Netflix did this with style several years ago when it turned a near-catastrophic mistake into a huge opportunity for growth. The company lost nearly a million subscribers and three quarters of its market capitalization when it announced, in 2011, that it was splitting its movie rental business into a DVD rental service called Qwikster and a streaming movie service which would keep the name Netflix.
This change brought a big price hike for existing customers, and they left in droves. Netflix reacted quickly, apologizing instantly. It reflected on its mistake and looked at what the changing competitive landscape and the growth in tablets and big smart phones meant for its future business. It then jumped on the opportunities it saw.
Netflix simplified its pricing structure so it was cheaper than many of its rivals. It abandoned Qwikster. It moved beyond DVD rental and movie streaming into original programming, with hit series like "House of Cards" and "Orange is the New Black." And it invested in infrastructure, so it could give great customer service.

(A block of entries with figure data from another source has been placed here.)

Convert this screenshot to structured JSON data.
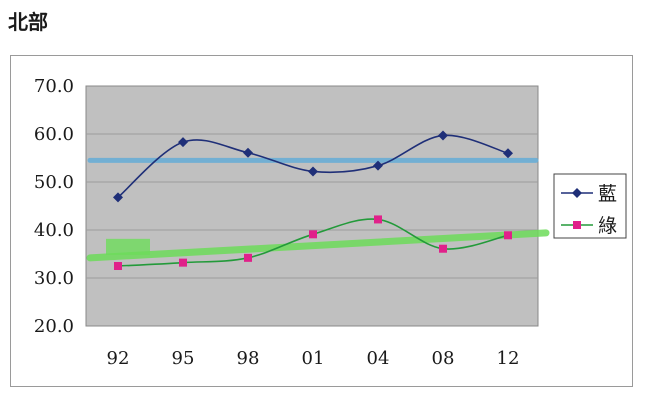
{
  "page": {
    "title": "北部"
  },
  "chart_data": {
    "type": "line",
    "title": "",
    "xlabel": "",
    "ylabel": "",
    "categories": [
      "92",
      "95",
      "98",
      "01",
      "04",
      "08",
      "12"
    ],
    "ylim": [
      20,
      70
    ],
    "yticks": [
      "70.0",
      "60.0",
      "50.0",
      "40.0",
      "30.0",
      "20.0"
    ],
    "grid": true,
    "plot_background": "#c0c0c0",
    "legend_position": "right",
    "series": [
      {
        "name": "藍",
        "values": [
          46.8,
          58.3,
          56.1,
          52.2,
          53.4,
          59.7,
          56.0
        ],
        "color": "#1f2f78",
        "marker": "diamond"
      },
      {
        "name": "綠",
        "values": [
          32.5,
          33.2,
          34.2,
          39.1,
          42.2,
          36.1,
          38.9
        ],
        "color": "#239a3a",
        "marker": "square",
        "marker_color": "#e0218a"
      }
    ],
    "annotations": [
      {
        "kind": "hand-drawn-trend",
        "color": "#6aaed6",
        "from": 54.5,
        "to": 54.5
      },
      {
        "kind": "hand-drawn-trend",
        "color": "#6ddc5a",
        "from": 34.2,
        "to": 39.4
      }
    ]
  }
}
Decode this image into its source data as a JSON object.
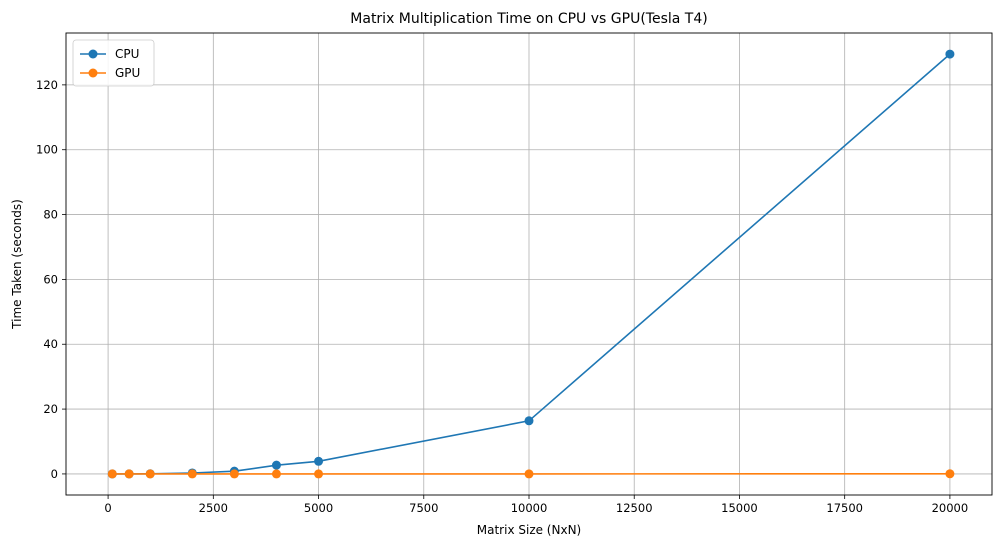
{
  "chart_data": {
    "type": "line",
    "title": "Matrix Multiplication Time on CPU vs GPU(Tesla T4)",
    "xlabel": "Matrix Size (NxN)",
    "ylabel": "Time Taken (seconds)",
    "xlim": [
      -1000,
      21000
    ],
    "ylim": [
      -6.5,
      136
    ],
    "xticks": [
      0,
      2500,
      5000,
      7500,
      10000,
      12500,
      15000,
      17500,
      20000
    ],
    "yticks": [
      0,
      20,
      40,
      60,
      80,
      100,
      120
    ],
    "grid": true,
    "legend_position": "top-left",
    "series": [
      {
        "name": "CPU",
        "color": "#1f77b4",
        "x": [
          100,
          500,
          1000,
          2000,
          3000,
          4000,
          5000,
          10000,
          20000
        ],
        "y": [
          0.0,
          0.01,
          0.05,
          0.3,
          0.85,
          2.7,
          3.9,
          16.4,
          129.5
        ]
      },
      {
        "name": "GPU",
        "color": "#ff7f0e",
        "x": [
          100,
          500,
          1000,
          2000,
          3000,
          4000,
          5000,
          10000,
          20000
        ],
        "y": [
          0.0,
          0.0,
          0.0,
          0.0,
          0.0,
          0.0,
          0.0,
          0.0,
          0.05
        ]
      }
    ]
  }
}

Two years after its mistake, the company’s shares were trading at a record high and it had more than 30 million subscribers, beating HBO into the market-leader spot. The Netflix story brings the authors’ rebound theory to life and we think it’s a great fit, even if it’s already been widely quoted in business books.

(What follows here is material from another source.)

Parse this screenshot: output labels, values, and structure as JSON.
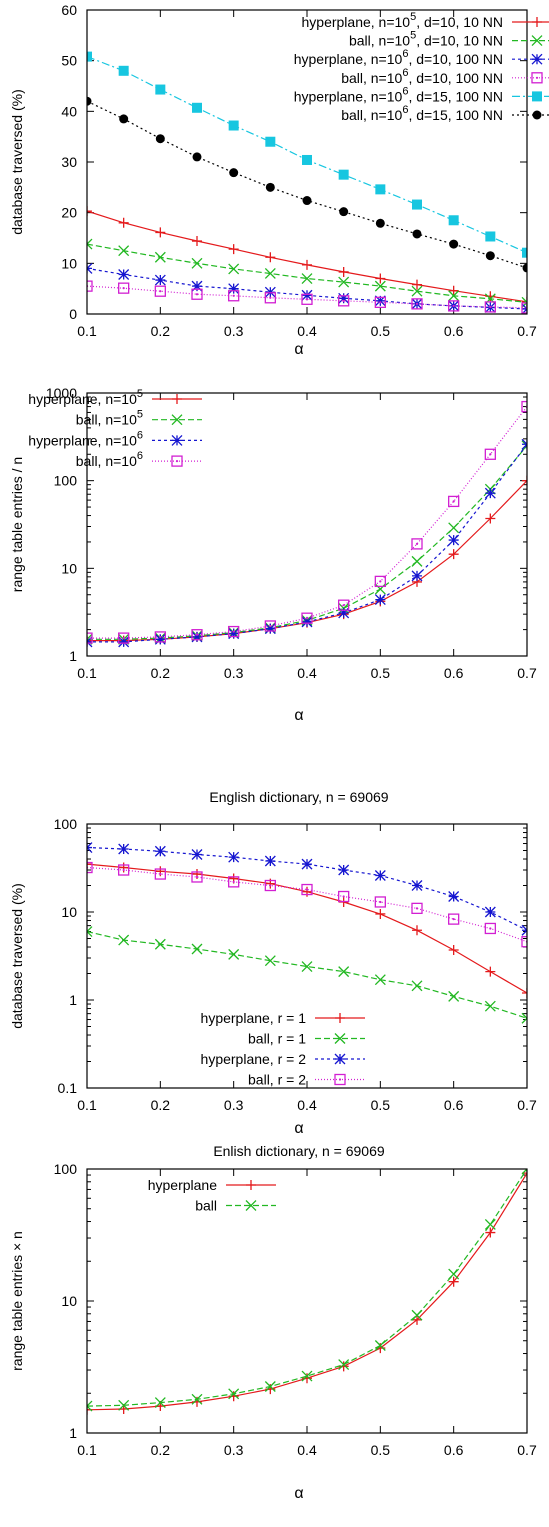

There are a number of rebound strategies organizations can pursue, and the authors offer another alliterative list of options: tenacity, where you stick to your guns and hope you can persuade others you’re on the right track; tweak, which involves minor adjustments; turn, which is a more abrupt shift; turnabout, which is a fundamental change of direction; and throw in the towel, where you abandon your strategy, or pull the plug on your product or service.
This list may sound simplistic, but the authors accept they’re not able to cover all the options in depth – they just want to give a flavor of the kinds of choices you might face. They do this well, giving readers food for thought.
Danner and Coopersmith set out to write something that would stand out from other books on failure, offering practical tools to help organizations harness insights from mistakes to innovate and grow.
They promised not to use the standard Silicon Valley mantra of "fail fast, fail often," nor to simply tell readers to learn from their failures. They don’t quite achieve this. They do talk of failing fast and often, and of learning from failures, albeit using different words. And they include some of the same case studies and anecdotes other business writers have used. That’s why we don’t think "The Other "F" Word" is as unique throughout as the authors suggest.
But it does have some really useful, practical tools, particularly the Failure Value Cycle. It’s also thoroughly researched, and includes a huge range of candid, insightful interviews with prominent business leaders.
So if you want to confront your fear of failure and make failure work for you or your organization, we think this book is a great place to start.
"The Other "F" Word," by John Danner and Mark Coopersmith, is published by John Wiley & Sons, Inc.
That’s the end of this episode of Book Insights. Thanks for listening.